According to the National Institutes of Mental Health, “PTSD is a disorder that develops in some people who have experienced a shocking, scary, or dangerous event.” The NIMH notes that to be diagnosed with PTSD after a traumatic event, a person must display one or more symptoms from each of the following categories: re-experiencing (e.g., flashbacks), avoidance (e.g., staying away from places associated with the trauma), reactivity (e.g., being easily startled), and changes in cognition or mood (e.g., difficulty remembering the trauma, etc.).

Many traumatic events can provoke PTSD. According to the Mayo Clinic, events that can trigger PTSD include military combat, childhood physical abuse, sexual assault (rape), physical assault, being threatened with a weapon, car accidents, fires, natural disasters, violent crimes (muggings, robberies, etc.), and other “extreme or life-threatening events.”

However, the NIMH cautions that not every person who is exposed to a traumatic event will develop PTSD. There are risk factors that make a person more likely to develop the disorder. One of the risk factors is being a woman, as women are more likely to develop PTSD than men. The National Center for PTSD found that while women have lower exposure to traumatic life events as compared to men, because women are more likely to experience sexual assault and childhood sexual abuse, they may be more likely to experience PTSD. Additionally, the National Center found that women may be at higher risk because they are more likely than men to experience trauma within trusted relationships or to suffer chronic violence. A trauma like domestic violence during a marriage or romantic relationship would meet both criteria.
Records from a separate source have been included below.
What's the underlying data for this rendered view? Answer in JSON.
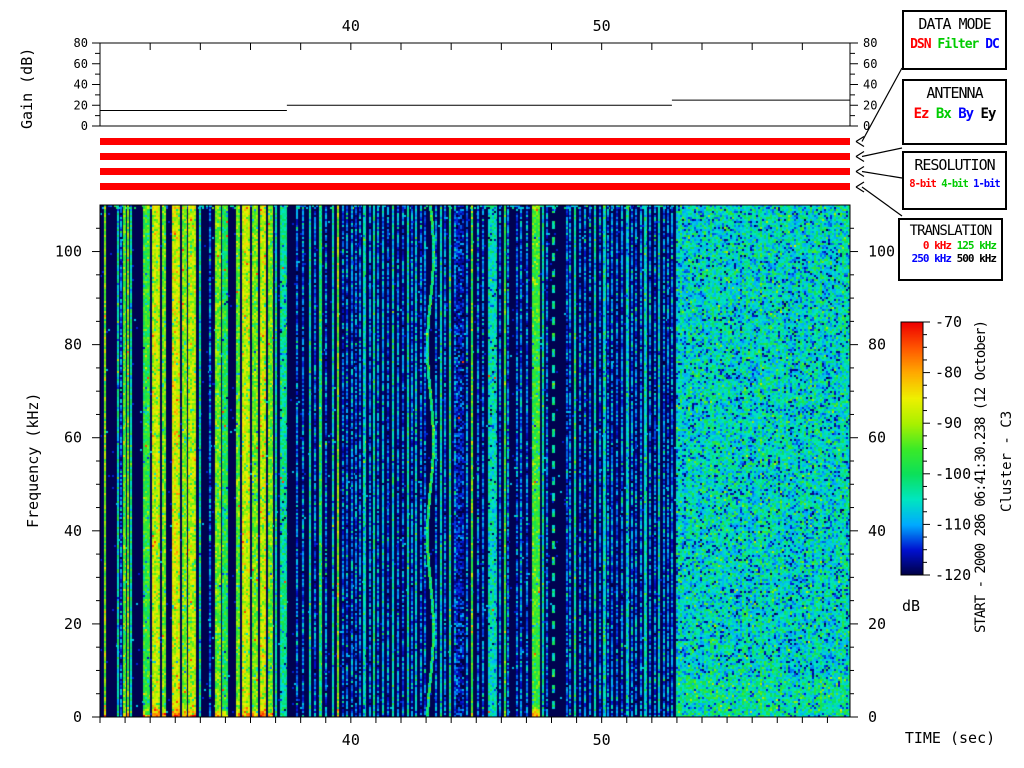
{
  "page": {
    "background": "#ffffff"
  },
  "annotations": {
    "start_label": "START - 2000 286 06:41:30.238 (12 October)",
    "spacecraft": "Cluster - C3",
    "colorbar_unit": "dB",
    "time_axis_label": "TIME (sec)",
    "gain_axis_label": "Gain (dB)",
    "freq_axis_label": "Frequency (kHz)"
  },
  "legend_boxes": [
    {
      "id": "data-mode",
      "title": "DATA MODE",
      "items": [
        {
          "label": "DSN",
          "color": "#ff0000"
        },
        {
          "label": "Filter",
          "color": "#00cc00"
        },
        {
          "label": "DC",
          "color": "#0000ff"
        }
      ]
    },
    {
      "id": "antenna",
      "title": "ANTENNA",
      "items": [
        {
          "label": "Ez",
          "color": "#ff0000"
        },
        {
          "label": "Bx",
          "color": "#00cc00"
        },
        {
          "label": "By",
          "color": "#0000ff"
        },
        {
          "label": "Ey",
          "color": "#000000"
        }
      ]
    },
    {
      "id": "resolution",
      "title": "RESOLUTION",
      "items": [
        {
          "label": "8-bit",
          "color": "#ff0000"
        },
        {
          "label": "4-bit",
          "color": "#00cc00"
        },
        {
          "label": "1-bit",
          "color": "#0000ff"
        }
      ]
    },
    {
      "id": "translation",
      "title": "TRANSLATION",
      "rows": [
        [
          {
            "label": "0 kHz",
            "color": "#ff0000"
          },
          {
            "label": "125 kHz",
            "color": "#00cc00"
          }
        ],
        [
          {
            "label": "250 kHz",
            "color": "#0000ff"
          },
          {
            "label": "500 kHz",
            "color": "#000000"
          }
        ]
      ]
    }
  ],
  "status_bars": {
    "count": 4,
    "color": "#ff0000",
    "selected": {
      "data_mode": "DSN",
      "antenna": "Ez",
      "resolution": "8-bit",
      "translation": "0 kHz"
    }
  },
  "chart_data": [
    {
      "type": "line",
      "name": "gain",
      "ylabel": "Gain (dB)",
      "ylim": [
        0,
        80
      ],
      "yticks": [
        0,
        20,
        40,
        60,
        80
      ],
      "ytick_minor_step": 10,
      "xlim": [
        30.0,
        59.9
      ],
      "xtick_step": 2,
      "xtick_labels": [
        40,
        50
      ],
      "series": [
        {
          "name": "gain_db",
          "steps": [
            {
              "t0": 30.0,
              "t1": 37.45,
              "db": 15
            },
            {
              "t0": 37.45,
              "t1": 52.8,
              "db": 20
            },
            {
              "t0": 52.8,
              "t1": 59.9,
              "db": 25
            }
          ]
        }
      ]
    },
    {
      "type": "heatmap",
      "name": "spectrogram",
      "ylabel": "Frequency (kHz)",
      "xlabel": "TIME (sec)",
      "ylim": [
        0,
        110
      ],
      "yticks": [
        0,
        20,
        40,
        60,
        80,
        100
      ],
      "ytick_minor_step": 5,
      "xlim": [
        30.0,
        59.9
      ],
      "xtick_step": 1,
      "xtick_labels": [
        40,
        50
      ],
      "colorbar": {
        "unit": "dB",
        "min": -120,
        "max": -70,
        "ticks": [
          -70,
          -80,
          -90,
          -100,
          -110,
          -120
        ],
        "minor_step": 2.5,
        "stops": [
          [
            -120,
            "#000042"
          ],
          [
            -115,
            "#0010d0"
          ],
          [
            -110,
            "#00aaff"
          ],
          [
            -105,
            "#00e6c0"
          ],
          [
            -100,
            "#0ce05a"
          ],
          [
            -95,
            "#3cea28"
          ],
          [
            -90,
            "#aaf000"
          ],
          [
            -85,
            "#eef000"
          ],
          [
            -80,
            "#ffaa00"
          ],
          [
            -75,
            "#ff5500"
          ],
          [
            -70,
            "#ee0000"
          ]
        ]
      },
      "background_db": -119.5,
      "seed": 1270,
      "noise_region": {
        "t0": 52.95,
        "t1": 59.9,
        "mean_db": -106,
        "sd_db": 4.5
      },
      "stripes": [
        [
          30.2,
          2,
          -93
        ],
        [
          30.72,
          2,
          -105
        ],
        [
          30.84,
          2,
          -113
        ],
        [
          30.96,
          3,
          -96
        ],
        [
          31.12,
          2,
          -94
        ],
        [
          31.24,
          2,
          -104
        ],
        [
          31.85,
          7,
          -97
        ],
        [
          32.23,
          8,
          -88
        ],
        [
          32.55,
          4,
          -93
        ],
        [
          33.03,
          8,
          -87
        ],
        [
          33.33,
          5,
          -92
        ],
        [
          33.67,
          8,
          -89
        ],
        [
          33.98,
          2,
          -104
        ],
        [
          34.38,
          2,
          -113
        ],
        [
          34.7,
          6,
          -93
        ],
        [
          34.98,
          6,
          -99
        ],
        [
          35.5,
          4,
          -94
        ],
        [
          35.82,
          8,
          -88
        ],
        [
          36.18,
          6,
          -93
        ],
        [
          36.49,
          6,
          -88
        ],
        [
          36.79,
          5,
          -93
        ],
        [
          37.01,
          2,
          -104
        ],
        [
          37.31,
          7,
          -103
        ],
        [
          37.85,
          2,
          -113
        ],
        [
          38.09,
          2,
          -113
        ],
        [
          38.37,
          2,
          -105
        ],
        [
          38.57,
          2,
          -113
        ],
        [
          38.76,
          3,
          -101
        ],
        [
          39.0,
          2,
          -113
        ],
        [
          39.28,
          2,
          -105
        ],
        [
          39.48,
          2,
          -93
        ],
        [
          39.68,
          2,
          -113
        ],
        [
          39.84,
          2,
          -113
        ],
        [
          40.05,
          2,
          -112
        ],
        [
          40.21,
          2,
          -113
        ],
        [
          40.37,
          2,
          -112
        ],
        [
          40.53,
          3,
          -106
        ],
        [
          40.76,
          2,
          -112
        ],
        [
          40.92,
          2,
          -105
        ],
        [
          41.08,
          2,
          -112
        ],
        [
          41.28,
          2,
          -109
        ],
        [
          41.48,
          2,
          -113
        ],
        [
          41.68,
          2,
          -106
        ],
        [
          41.88,
          2,
          -112
        ],
        [
          42.08,
          2,
          -113
        ],
        [
          42.28,
          2,
          -105
        ],
        [
          42.44,
          2,
          -112
        ],
        [
          42.6,
          2,
          -108
        ],
        [
          42.8,
          2,
          -112
        ],
        [
          42.96,
          2,
          -113
        ],
        [
          43.16,
          3,
          -101,
          "w"
        ],
        [
          43.4,
          2,
          -112
        ],
        [
          43.6,
          2,
          -106
        ],
        [
          43.76,
          2,
          -112
        ],
        [
          43.95,
          2,
          -102
        ],
        [
          44.15,
          2,
          -113
        ],
        [
          44.35,
          8,
          -116
        ],
        [
          44.63,
          2,
          -112
        ],
        [
          44.83,
          2,
          -97
        ],
        [
          45.07,
          2,
          -112
        ],
        [
          45.27,
          2,
          -113
        ],
        [
          45.63,
          9,
          -105
        ],
        [
          45.95,
          2,
          -112
        ],
        [
          46.15,
          2,
          -99
        ],
        [
          46.27,
          2,
          -112
        ],
        [
          46.61,
          2,
          -113
        ],
        [
          46.77,
          2,
          -112
        ],
        [
          47.01,
          2,
          -113
        ],
        [
          47.37,
          8,
          -96
        ],
        [
          47.65,
          2,
          -105
        ],
        [
          47.81,
          2,
          -113
        ],
        [
          48.05,
          3,
          -104,
          "d"
        ],
        [
          48.61,
          2,
          -113
        ],
        [
          48.73,
          2,
          -112
        ],
        [
          48.92,
          2,
          -104
        ],
        [
          49.12,
          2,
          -113
        ],
        [
          49.32,
          2,
          -112
        ],
        [
          49.52,
          2,
          -113
        ],
        [
          49.72,
          2,
          -106
        ],
        [
          49.92,
          2,
          -113
        ],
        [
          50.08,
          3,
          -106
        ],
        [
          50.24,
          2,
          -113
        ],
        [
          50.4,
          2,
          -112
        ],
        [
          50.6,
          2,
          -113
        ],
        [
          50.8,
          2,
          -112
        ],
        [
          51.0,
          3,
          -107
        ],
        [
          51.2,
          2,
          -112
        ],
        [
          51.35,
          2,
          -113
        ],
        [
          51.55,
          2,
          -112
        ],
        [
          51.71,
          3,
          -106
        ],
        [
          51.91,
          2,
          -112
        ],
        [
          52.11,
          2,
          -113
        ],
        [
          52.27,
          2,
          -107
        ],
        [
          52.47,
          2,
          -112
        ],
        [
          52.63,
          2,
          -113
        ],
        [
          52.79,
          2,
          -112
        ]
      ]
    }
  ]
}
PTSD can affect many areas of a patient’s health. Although it is a psychological condition, it can have other impacts as well. Recent research has shown that African-American women with PTSD are more likely to experience obesity, disordered eating, and even chronic illnesses such as heart disease and diabetes. Indeed, researchers from Harvard found that PTSD was associated with a 90 percent higher risk for type 2 diabetes among African-American study participants. For these reasons, PTSD should not be taken lightly.

Despite barriers to seeking counseling, the good news is that if the patient can overcome those obstacles, Black women are excellent candidates for many of the most effective PTSD treatments. Researchers have found that African-American women improve greatly after using methods such as cognitive behavioral therapy, exposure therapy, and mindfulness-based stress reduction.

Do’s & Don’ts when suggesting PTSD treatment to a loved one

DO NOT force the person to discuss the traumatic event.

DO offer support without judgment.

DO NOT offer advice.

DO listen.

DO give the person “time, space, and patience.”

DO NOT try to “talk them out of it” or tell them to “look on the bright side.”

DO help them find support, if asked.

DO encourage them to seek additional professional help.

African-American women face a number of public and private traumas — some directly connected to our Blackness and femaleness, some not. Although Black women are often viewed as the caretakers of Black communities, Black women can care for no one if they do not first take care of themselves, and that includes maintaining their mental health.